Menurut Bowo Dwi Siswoko, dosen Fakultas Kehutanan UGM sekaligus ketua tim program pengabdian kepada masyarakat, mengatakan pada bulan September 2022 lalu telah dilakukan pelatihan dan praktek pemanenan tanaman jahe merah di petak 80 dengan pesanggem Pardi. Melalui kegiatan ini diharapkan dapat meningkatkan pengetahuan warga terkait pengolahan jahe yang bisa meningkatkan nilai ekonomis jahe. Apabil jahe dijual dalam bentuk umbi jahe kering per kg berkisar antara Rp15-20 ribu. Namun, jika diolah menjadi serbuk/tepung jahe merah harga per kg bisa mencapai Rp100 ribu.
“Ada peningkatan yang signifikan untuk nilai jual jahe merah jika bisa diolah menjadi serbuk/tepung. Oleh karena itu, kebutuhan akan alat dan teknologi untuk mengolah umbi jahe merah menjadi serbuk merupakan hal yang mendesak dan penting untuk segera disiapkan,” paparnya.
Ditambahkan oleh Bayu Dwi Apri Nugroho, anggota tim pengabdian kepada masyarakat, proses pengolahan jahe merah menjadi serbuk/bubuk jahe merah. Tahap awal jahe merah dibersihkan lalu melalui tahapan pemarutan, pemerasan, penggorengan, penggilingan menjadi bubuk dan pengemasan. Adapun 1 kg jahe merah setelah diparut dan dicampur dengan daun serei, daun pandan dan gula pasir akan menghasilkan bubuk jahe merah sebesar 1 kilogram. Bubuk jahe merah dikemas dalam dua varian yakni 0,25 kg atau 0,5 kg.
Nantinya produk olahan jahe merah ini akan diberi label Bubuk Jahe Merah KHDTK UGM Lestari dan akan dipasarkan secara online maupun dijual langsung ke warung-warung terdekat. Produk bubuk jahe merah dari KHDTK UGM ini juga akan dititipkan di koperasi-koperasi yang dimiliki oleh Pemkab Blora dan Ngawi serta beberapa koperasi di lingkungan kampus UGM.
Bank Pakan Hijau
Pendampingan lain oleh UGM juga dilakukan dengan Kelompok Tani Hutan (KTH) untuk mengembangkan agroforestri wanaternak (agrosilvopastural). KTH yang telah dibina antara lain KTH Mustika Jati V yang berada di Desa Getas, Kabupaten Blora. Beberapa anggota KTH Mustika Jati V telah memiliki ternak dengan kandang yang berdampingan dengan tempat tinggal warga.
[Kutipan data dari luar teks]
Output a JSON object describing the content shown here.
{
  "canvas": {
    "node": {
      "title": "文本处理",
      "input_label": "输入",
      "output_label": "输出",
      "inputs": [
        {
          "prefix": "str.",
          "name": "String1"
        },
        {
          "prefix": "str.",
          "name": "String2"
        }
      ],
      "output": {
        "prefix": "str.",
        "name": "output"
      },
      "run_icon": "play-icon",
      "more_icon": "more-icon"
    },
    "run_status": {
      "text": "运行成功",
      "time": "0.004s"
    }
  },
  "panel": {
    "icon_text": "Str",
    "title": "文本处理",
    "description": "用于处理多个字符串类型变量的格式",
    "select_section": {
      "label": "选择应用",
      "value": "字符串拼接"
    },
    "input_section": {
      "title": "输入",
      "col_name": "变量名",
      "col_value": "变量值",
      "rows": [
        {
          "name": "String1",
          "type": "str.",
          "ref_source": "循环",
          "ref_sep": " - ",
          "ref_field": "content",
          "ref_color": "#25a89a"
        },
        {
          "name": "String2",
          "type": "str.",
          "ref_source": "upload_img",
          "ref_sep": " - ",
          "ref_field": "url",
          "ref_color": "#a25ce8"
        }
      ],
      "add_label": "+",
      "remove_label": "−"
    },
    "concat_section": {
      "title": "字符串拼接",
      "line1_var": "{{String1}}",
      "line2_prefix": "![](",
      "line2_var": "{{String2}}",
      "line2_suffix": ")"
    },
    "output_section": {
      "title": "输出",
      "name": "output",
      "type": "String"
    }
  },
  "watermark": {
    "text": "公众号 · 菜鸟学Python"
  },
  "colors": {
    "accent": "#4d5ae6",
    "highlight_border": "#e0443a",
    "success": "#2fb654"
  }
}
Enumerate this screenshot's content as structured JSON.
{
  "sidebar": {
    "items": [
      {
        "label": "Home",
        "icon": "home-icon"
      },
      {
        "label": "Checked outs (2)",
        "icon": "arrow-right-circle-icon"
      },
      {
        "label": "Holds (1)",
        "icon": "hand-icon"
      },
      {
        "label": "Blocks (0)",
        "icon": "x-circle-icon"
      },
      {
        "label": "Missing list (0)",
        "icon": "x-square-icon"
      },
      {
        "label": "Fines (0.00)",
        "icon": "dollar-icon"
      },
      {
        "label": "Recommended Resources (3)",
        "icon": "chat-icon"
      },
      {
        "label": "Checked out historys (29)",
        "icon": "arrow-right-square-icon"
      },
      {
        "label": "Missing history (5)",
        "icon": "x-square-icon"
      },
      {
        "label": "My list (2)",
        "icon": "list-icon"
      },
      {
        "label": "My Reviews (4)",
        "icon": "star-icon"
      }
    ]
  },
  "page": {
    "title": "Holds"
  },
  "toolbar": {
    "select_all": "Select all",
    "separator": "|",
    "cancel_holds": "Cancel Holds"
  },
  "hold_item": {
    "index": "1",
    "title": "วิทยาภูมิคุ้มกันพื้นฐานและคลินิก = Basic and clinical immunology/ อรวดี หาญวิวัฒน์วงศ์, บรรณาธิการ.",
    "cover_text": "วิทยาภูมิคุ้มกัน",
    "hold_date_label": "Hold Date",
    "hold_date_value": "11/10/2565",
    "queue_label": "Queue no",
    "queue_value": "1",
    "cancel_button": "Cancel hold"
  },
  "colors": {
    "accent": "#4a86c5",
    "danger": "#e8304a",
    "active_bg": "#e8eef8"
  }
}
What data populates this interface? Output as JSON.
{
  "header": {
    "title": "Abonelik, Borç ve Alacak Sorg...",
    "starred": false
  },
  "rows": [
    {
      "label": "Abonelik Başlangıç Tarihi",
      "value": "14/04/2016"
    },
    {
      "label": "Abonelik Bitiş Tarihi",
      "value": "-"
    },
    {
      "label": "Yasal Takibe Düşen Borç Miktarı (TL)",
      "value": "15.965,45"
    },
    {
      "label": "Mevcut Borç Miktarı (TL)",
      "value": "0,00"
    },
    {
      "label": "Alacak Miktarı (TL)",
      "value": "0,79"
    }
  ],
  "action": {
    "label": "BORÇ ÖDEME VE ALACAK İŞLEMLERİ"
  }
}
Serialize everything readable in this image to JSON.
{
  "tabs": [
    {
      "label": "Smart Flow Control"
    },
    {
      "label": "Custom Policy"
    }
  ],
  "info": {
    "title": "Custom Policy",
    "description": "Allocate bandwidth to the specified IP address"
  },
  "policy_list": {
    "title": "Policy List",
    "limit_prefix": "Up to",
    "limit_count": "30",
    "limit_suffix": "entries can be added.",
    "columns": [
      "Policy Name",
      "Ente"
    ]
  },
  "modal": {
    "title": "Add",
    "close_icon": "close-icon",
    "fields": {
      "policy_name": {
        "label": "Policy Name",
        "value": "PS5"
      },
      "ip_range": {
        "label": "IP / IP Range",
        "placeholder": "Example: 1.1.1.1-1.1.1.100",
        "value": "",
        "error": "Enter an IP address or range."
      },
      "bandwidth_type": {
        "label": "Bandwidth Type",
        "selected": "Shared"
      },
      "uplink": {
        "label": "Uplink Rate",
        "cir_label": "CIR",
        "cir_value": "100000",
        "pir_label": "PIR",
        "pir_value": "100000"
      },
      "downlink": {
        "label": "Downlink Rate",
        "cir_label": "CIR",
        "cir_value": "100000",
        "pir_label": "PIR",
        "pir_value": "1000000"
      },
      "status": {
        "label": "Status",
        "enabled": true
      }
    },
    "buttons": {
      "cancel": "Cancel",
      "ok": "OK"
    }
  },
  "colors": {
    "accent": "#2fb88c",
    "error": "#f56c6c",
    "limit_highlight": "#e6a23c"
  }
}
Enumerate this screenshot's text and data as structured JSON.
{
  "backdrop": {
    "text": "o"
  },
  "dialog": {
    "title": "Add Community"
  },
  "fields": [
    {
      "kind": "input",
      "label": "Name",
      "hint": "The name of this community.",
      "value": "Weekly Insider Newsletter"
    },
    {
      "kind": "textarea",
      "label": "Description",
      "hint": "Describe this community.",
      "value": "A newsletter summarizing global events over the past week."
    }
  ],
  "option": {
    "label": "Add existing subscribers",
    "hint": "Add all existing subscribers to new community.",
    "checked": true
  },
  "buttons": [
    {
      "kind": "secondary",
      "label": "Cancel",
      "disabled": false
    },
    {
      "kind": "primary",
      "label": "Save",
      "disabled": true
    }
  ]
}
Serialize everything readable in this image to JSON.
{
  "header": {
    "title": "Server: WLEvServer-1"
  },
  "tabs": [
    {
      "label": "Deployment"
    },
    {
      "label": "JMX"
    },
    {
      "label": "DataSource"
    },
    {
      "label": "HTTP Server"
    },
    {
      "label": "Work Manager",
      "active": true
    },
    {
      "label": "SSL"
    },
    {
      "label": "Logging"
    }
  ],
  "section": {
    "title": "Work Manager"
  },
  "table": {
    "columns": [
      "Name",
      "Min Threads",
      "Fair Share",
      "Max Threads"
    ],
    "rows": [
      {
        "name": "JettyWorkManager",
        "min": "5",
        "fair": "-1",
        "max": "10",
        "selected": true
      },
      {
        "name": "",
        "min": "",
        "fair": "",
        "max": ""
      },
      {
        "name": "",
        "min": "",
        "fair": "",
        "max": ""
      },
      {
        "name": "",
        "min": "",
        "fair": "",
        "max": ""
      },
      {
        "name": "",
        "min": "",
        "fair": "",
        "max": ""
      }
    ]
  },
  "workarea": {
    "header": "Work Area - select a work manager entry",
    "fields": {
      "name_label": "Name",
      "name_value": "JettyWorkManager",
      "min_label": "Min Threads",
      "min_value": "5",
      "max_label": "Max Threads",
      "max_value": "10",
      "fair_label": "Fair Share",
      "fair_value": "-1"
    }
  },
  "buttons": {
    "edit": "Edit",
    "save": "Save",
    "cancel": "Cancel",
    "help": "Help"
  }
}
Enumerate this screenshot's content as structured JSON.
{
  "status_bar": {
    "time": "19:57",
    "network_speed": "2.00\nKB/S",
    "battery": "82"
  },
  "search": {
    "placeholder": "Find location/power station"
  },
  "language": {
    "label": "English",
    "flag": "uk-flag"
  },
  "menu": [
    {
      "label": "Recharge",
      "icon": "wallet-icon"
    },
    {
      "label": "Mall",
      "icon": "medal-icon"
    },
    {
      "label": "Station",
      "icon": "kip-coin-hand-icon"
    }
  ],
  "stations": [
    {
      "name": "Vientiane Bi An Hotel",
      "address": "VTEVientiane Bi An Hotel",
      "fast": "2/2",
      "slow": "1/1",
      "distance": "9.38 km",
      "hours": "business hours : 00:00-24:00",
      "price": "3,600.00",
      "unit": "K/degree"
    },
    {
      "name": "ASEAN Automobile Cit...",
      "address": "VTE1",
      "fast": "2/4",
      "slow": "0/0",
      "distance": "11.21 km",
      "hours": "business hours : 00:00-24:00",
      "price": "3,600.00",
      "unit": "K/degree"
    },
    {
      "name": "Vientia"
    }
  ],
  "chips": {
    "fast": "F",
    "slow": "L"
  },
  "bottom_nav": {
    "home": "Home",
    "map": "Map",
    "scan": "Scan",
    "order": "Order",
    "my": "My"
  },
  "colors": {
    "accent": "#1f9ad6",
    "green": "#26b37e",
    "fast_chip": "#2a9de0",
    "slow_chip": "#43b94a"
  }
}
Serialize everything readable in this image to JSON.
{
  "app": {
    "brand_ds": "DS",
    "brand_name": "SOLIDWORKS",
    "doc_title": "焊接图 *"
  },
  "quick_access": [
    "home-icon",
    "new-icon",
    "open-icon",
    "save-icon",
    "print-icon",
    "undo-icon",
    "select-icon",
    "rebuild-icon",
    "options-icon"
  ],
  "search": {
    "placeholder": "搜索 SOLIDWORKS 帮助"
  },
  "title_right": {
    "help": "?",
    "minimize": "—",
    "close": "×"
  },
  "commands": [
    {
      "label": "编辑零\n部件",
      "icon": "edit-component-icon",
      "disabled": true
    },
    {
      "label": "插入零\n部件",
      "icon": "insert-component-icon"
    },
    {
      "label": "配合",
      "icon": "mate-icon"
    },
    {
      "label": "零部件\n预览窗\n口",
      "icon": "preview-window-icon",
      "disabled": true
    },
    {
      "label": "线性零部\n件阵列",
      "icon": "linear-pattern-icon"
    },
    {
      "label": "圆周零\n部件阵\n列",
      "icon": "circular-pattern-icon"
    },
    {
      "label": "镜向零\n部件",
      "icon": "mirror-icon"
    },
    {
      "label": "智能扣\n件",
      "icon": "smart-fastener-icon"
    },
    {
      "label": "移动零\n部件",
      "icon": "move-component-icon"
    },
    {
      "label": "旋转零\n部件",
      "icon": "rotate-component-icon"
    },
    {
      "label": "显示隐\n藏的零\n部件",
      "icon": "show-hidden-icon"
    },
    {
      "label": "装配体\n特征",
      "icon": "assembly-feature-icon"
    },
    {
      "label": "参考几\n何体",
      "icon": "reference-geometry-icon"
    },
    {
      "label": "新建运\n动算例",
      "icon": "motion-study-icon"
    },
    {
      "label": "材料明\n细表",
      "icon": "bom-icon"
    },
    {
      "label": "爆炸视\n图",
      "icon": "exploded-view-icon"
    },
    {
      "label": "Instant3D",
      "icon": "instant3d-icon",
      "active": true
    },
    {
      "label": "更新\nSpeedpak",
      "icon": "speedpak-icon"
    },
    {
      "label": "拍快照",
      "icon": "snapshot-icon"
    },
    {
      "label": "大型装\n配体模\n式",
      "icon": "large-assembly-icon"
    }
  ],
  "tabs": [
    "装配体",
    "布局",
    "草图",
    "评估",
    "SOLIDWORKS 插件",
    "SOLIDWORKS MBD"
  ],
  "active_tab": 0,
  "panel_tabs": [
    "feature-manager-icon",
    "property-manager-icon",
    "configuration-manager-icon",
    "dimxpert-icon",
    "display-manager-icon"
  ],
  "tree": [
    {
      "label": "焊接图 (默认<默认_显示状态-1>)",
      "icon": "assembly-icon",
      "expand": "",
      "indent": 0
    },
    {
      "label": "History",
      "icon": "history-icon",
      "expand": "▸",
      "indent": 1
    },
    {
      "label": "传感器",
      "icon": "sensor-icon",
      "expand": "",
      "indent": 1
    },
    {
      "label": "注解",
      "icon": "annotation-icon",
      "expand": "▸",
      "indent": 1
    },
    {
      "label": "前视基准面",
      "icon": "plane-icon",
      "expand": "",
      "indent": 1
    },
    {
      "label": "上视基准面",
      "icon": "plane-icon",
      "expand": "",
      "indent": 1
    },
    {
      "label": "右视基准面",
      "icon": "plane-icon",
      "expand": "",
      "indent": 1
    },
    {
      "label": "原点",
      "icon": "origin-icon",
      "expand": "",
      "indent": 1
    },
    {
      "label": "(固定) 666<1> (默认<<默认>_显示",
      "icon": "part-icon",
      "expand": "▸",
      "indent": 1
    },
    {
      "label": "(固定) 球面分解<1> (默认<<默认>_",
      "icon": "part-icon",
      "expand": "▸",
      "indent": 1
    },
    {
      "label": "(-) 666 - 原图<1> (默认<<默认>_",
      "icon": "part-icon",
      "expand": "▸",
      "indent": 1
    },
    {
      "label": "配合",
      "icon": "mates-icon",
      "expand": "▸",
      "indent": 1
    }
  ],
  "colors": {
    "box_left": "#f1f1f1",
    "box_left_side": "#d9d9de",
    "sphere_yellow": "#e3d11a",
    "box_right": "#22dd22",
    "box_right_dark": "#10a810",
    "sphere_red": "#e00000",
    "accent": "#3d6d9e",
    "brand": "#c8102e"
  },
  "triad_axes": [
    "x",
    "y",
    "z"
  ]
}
Badrus, ketua KTH Mustika Jati V, saat sosialisasi Tim PKM dari UGM menyampaikan bahwa selama ini sumber pakan ternak hanya mengandalkan pakan alami yang sering mengalami kesulitan terutama saat musim kemarau. Untuk mengatasai permasalahan tersebut, UGM lewat Program Kemitraan Masyarakat (PKM) melalui pengembangan budi daya pakan ternak dengan pembuatan demplot tanaman rumput jenis Pekchong (Pennisetum purpureum cv. Thailand) dengan pola agrosilvopastural di KHDTK UGM. Untuk penyediaan sumber air pada musim kemarau dilakukan pembuatan sumur celup (submersible) di dalam hutan yang masih terjangkau sumber listrik. “Kalau musim kemarau cari pakan sulit, jauh, perlu biaya bensin, habis waktu. Kalau ada program dari UGM untuk budi daya rumput yang lebih baik ya sangat senang” ungkapnya.
Dr. Rohman dosen di Fakultas Kehutanan UGM mengatakan bahwa dengan PKM tersebut bisa memberikan solusi tersedianya pakan ternak yang berkualitas sepanjang waktu.
“Budidaya rumput Pekchong dengan penyediaan sumber air berupa sumur submersible diharapkan seperti Bank Pakan Hijau, pakan yang tersedia setiap saat tanpa pengawetan” jelasnya.
Pembuatan demplot dilaksanakan pada akhir bulan Juni 2022 diawali dengan pembuatan sumur submersible dengan kedalaman sekitar 38 m. Pembuatan sumur dilakukan pada musim kemarau agar memperoleh kedalaman sumber air yang bisa bertahan sepanjang tahun. Selanjutnya pada pertengahan bulan Juli dilakukan pembuatan tanaman dengan bibit yang berasal dari 78 Farm yang merupakan peternakan kambing dan domba di Sleman, D.I Yogyakarta yang biasa mengembangkan budi daya Pekchong.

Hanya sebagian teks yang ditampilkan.